Butt denied GOCA access to Quickbooks claiming her computer was working. She wrote them a check for $7k saying it was for mistakenly writing checks from the GOCA account rather than her personal account. Butt had previously changed all billing and account information for the bank and vendors to her house, making it more difficult to research. If that wasn’t enough:
“She later provided 11 sealed envelopes containing check records from the account to GOCA, however police said 10 of the sealed envelopes were faked to appear as if they were sent via USPS, and the checks inside did not match with the account records provided from the bank, according to police.”
That’s dedication. Creating fake checks and bank records after you’ve been caught is a bold move. Unfortunately for Butt it wasn’t bold enough.
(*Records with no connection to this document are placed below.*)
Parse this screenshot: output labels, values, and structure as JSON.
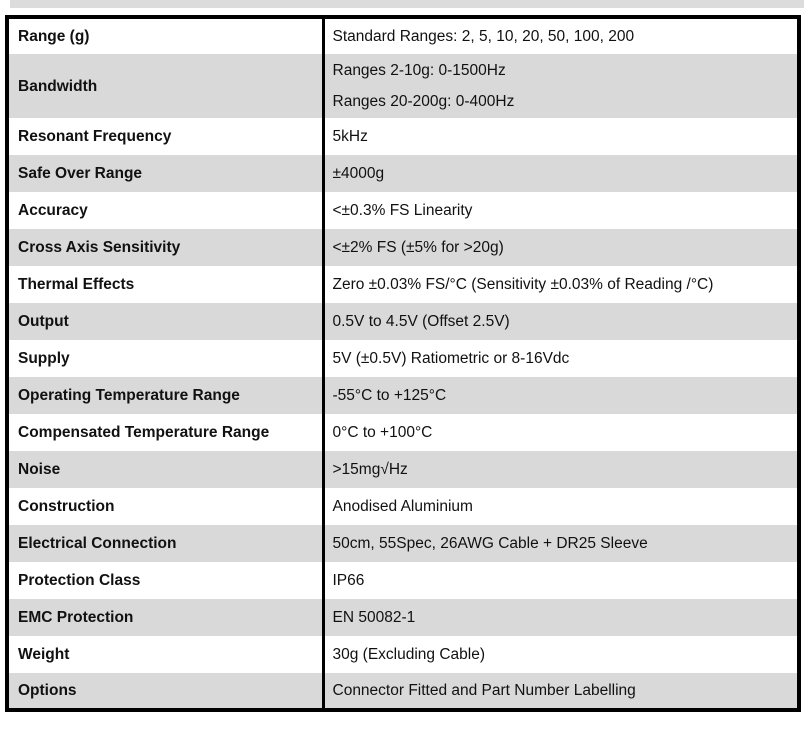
{
  "colors": {
    "row_shading": "#d9d9d9",
    "border": "#000000",
    "top_bar": "#dcdcdc",
    "text": "#111111",
    "background": "#ffffff"
  },
  "table": {
    "rows": [
      {
        "label": "Range (g)",
        "value": "Standard Ranges: 2, 5, 10, 20, 50, 100, 200"
      },
      {
        "label": "Bandwidth",
        "value": "Ranges 2-10g: 0-1500Hz\nRanges 20-200g: 0-400Hz"
      },
      {
        "label": "Resonant Frequency",
        "value": "5kHz"
      },
      {
        "label": "Safe Over Range",
        "value": "±4000g"
      },
      {
        "label": "Accuracy",
        "value": "<±0.3% FS Linearity"
      },
      {
        "label": "Cross Axis Sensitivity",
        "value": "<±2% FS (±5% for >20g)"
      },
      {
        "label": "Thermal Effects",
        "value": "Zero ±0.03% FS/°C (Sensitivity ±0.03% of Reading /°C)"
      },
      {
        "label": "Output",
        "value": "0.5V to 4.5V (Offset 2.5V)"
      },
      {
        "label": "Supply",
        "value": "5V (±0.5V) Ratiometric or 8-16Vdc"
      },
      {
        "label": "Operating Temperature Range",
        "value": "-55°C to +125°C"
      },
      {
        "label": "Compensated Temperature Range",
        "value": "0°C to +100°C"
      },
      {
        "label": "Noise",
        "value": ">15mg√Hz"
      },
      {
        "label": "Construction",
        "value": "Anodised Aluminium"
      },
      {
        "label": "Electrical Connection",
        "value": "50cm, 55Spec, 26AWG Cable + DR25 Sleeve"
      },
      {
        "label": "Protection Class",
        "value": "IP66"
      },
      {
        "label": "EMC Protection",
        "value": "EN 50082-1"
      },
      {
        "label": "Weight",
        "value": "30g (Excluding Cable)"
      },
      {
        "label": "Options",
        "value": "Connector Fitted and Part Number Labelling"
      }
    ]
  }
}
She was arrested and charged with felony counts of dealing in proceeds of unlawful activities, receiving stolen property, thefts by unlawful taking, theft by deception, access device fraud, theft by failing to make required disbursement of funds, and 1,302 counts of forgery. The thefts are alleged to have occurred between 2016 and 2023 but bank records were only available back to 2016. Butt started work in 2009 so the actual theft could be higher.
Often we see charges of guilty pleas of wire fraud or mail fraud in cases like this. Those frauds are easier to prove. Thirteen hundred counts of forgery mean the prosecution is mad. Even without any kind of segregation of duties here a simple independent bank rec would have caught this much earlier.